There have been complaints about the loss of iPhones in a local bar. Following a similar recount of both complaints, there seemed to be a pattern from the complaints on what was targeted and the appearance of an unidentified figure when this alleged crime was taking place. Investigations, using undercover police and the technology of a spy app led to the suspect, David. More evidence was found in his house and this further corroborated the fact that their iPhones were his merchandise. The very phone that was stolen from the undercover police is the one that led the police to the house of the suspect and was recovered from him.
The next essential fact is the motive of the crime. David was seen selling phones, specifically iPhones in another bar, and money-changing hands were seen. However, there was no hard evidence of whom the phones were sold to. The person that was alleged to be in the racket of selling stolen iPhones from David is Kat but has since been in a heart attack. He is unavailable to give his part of the story. David himself refused to testify and besides the phones being found with him, there is no further evidence of what he did with the phones. That he sold the phones in a local pub would not be admissible as it is considered as mere hearsay. The main evidence to link David to the crime and to explain the monetary motive is one from phone retailers such as Carphone Warehouse and Phones4U where the 35 phones found with David were located. This is important evidence that can be used in a court of law to judge David for possession of the stolen property.
A summary of the evidence that might be presented in this case includes:
- The stolen phone was found in David’s possession
- Oral ‘admission’ of David that ‘a man has to make a living these days’, in reference to the time when he was accosted by the police tracking the spy-installed iPhone
- 35 iPhones were found in his house by the police
- Matching of phones and names of people who had reported the phones missing to the police
- Collaboration of evidence by two victims who separately reported seeing ‘a man of ‘’shady looking character’’ with curly black hair’.
- Connecting David to the retailers of the phones
- Statement of Kat that he at one point saw David exchange money and an iPhone at the local pub
This is considered the first evidence to be adduced in the theft of this case where the aim is to prove that a crime was committed.
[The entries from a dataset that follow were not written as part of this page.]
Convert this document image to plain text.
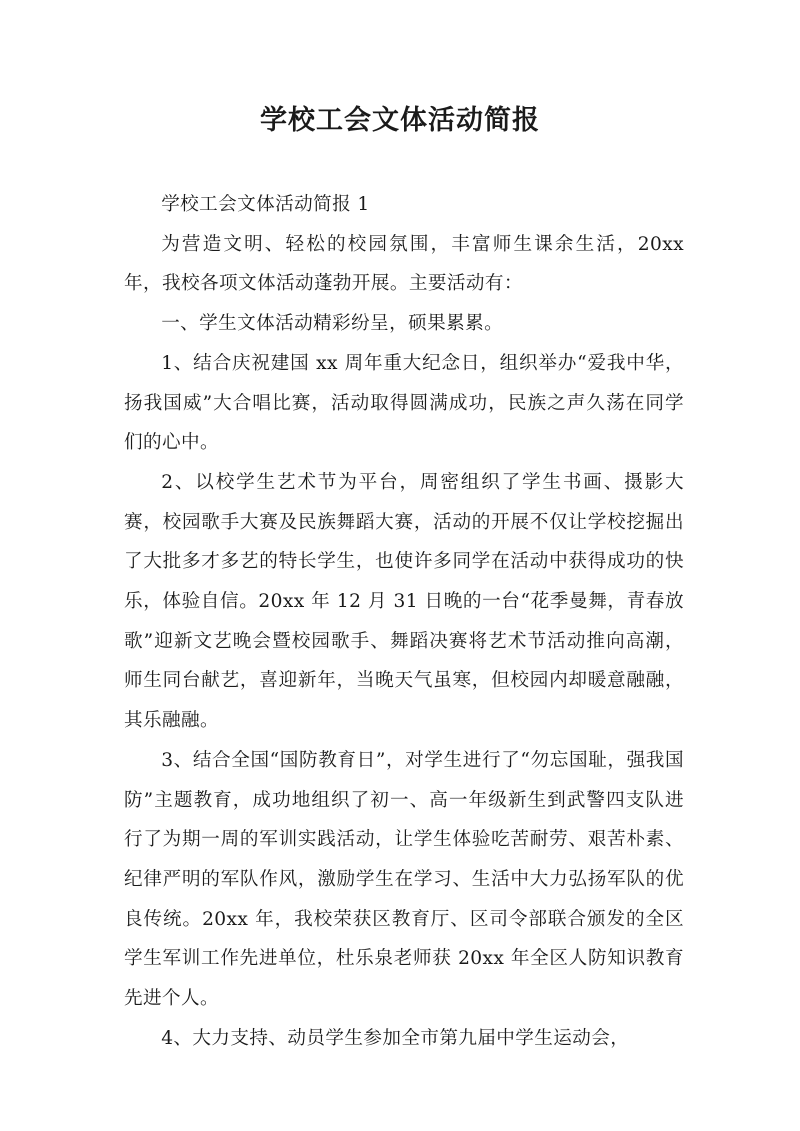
学校工会文体活动简报

学校工会文体活动简报 1

为营造文明、轻松的校园氛围，丰富师生课余生活，20xx 年，我校各项文体活动蓬勃开展。主要活动有：

一、学生文体活动精彩纷呈，硕果累累。

1、结合庆祝建国 xx 周年重大纪念日，组织举办“爱我中华，扬我国威”大合唱比赛，活动取得圆满成功，民族之声久荡在同学们的心中。

2、以校学生艺术节为平台，周密组织了学生书画、摄影大赛，校园歌手大赛及民族舞蹈大赛，活动的开展不仅让学校挖掘出了大批多才多艺的特长学生，也使许多同学在活动中获得成功的快乐，体验自信。20xx 年 12 月 31 日晚的一台“花季曼舞，青春放歌”迎新文艺晚会暨校园歌手、舞蹈决赛将艺术节活动推向高潮，师生同台献艺，喜迎新年，当晚天气虽寒，但校园内却暖意融融，其乐融融。

3、结合全国“国防教育日”，对学生进行了“勿忘国耻，强我国防”主题教育，成功地组织了初一、高一年级新生到武警四支队进行了为期一周的军训实践活动，让学生体验吃苦耐劳、艰苦朴素、纪律严明的军队作风，激励学生在学习、生活中大力弘扬军队的优良传统。20xx 年，我校荣获区教育厅、区司令部联合颁发的全区学生军训工作先进单位，杜乐泉老师获 20xx 年全区人防知识教育先进个人。

4、大力支持、动员学生参加全市第九届中学生运动会，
To show that, a person that is accused and the crime has to be shown. The goods, the iPhone devices, and the person, David need to be available for the case to continue. The defence will need to prove that other than the phones being recovered, there is enough reason to charge that the person and crime committed are actual. It is from this step that the next step will call for the assessment of the admissibility of various items of evidence.
Considering the phones that were found in the house, they could be used as evidence only if they matched those that were reported as missing or stolen. The phones had to match the records of those that were stolen or else it would be an implied assertion. The fact they were reported as missing and found elsewhere meant the person found with them would be held answerable and responsible for the said crime. David was found with the phones that were reported as missing but that on its own does not make him a thief. There are many possibilities that could lead to the phones being found in his residence, such as a friend deposited them there or him not knowing they were stolen property. In the case of People v. Smith, the defendant was required to be informed that possession alone does not equate to the guilt of theft. It is possible that the phones were given to him and that cannot make him a thief. This can also be circumstantial evidence if no other evidence will be adduced to incriminate David. On its own, however admissible, it will not be enough.
In the event that other possibilities are introduced as to the reasons for having the property that did not belong to him, he will be required to give a convincing reason. As was in the case of R v Velumyl, the person that was found with property of the supermarket, money stolen from the same in the pretext of returning had the ruling held that the intention was to deprive the company of the same. Equally, it will be illogical to assume in this case that the owner was to return the phones to the owners, having acquired them without their permission and there being no knowledge between the owners of the phones and David. The phone as covered under Theft Act 1968 includes ‘money and other property, real or personal, including things in action and other intangible property. The phones were legal personal property that was taken away from their owners without their intention. The owners, therefore, have a right to get their personal property returned to them.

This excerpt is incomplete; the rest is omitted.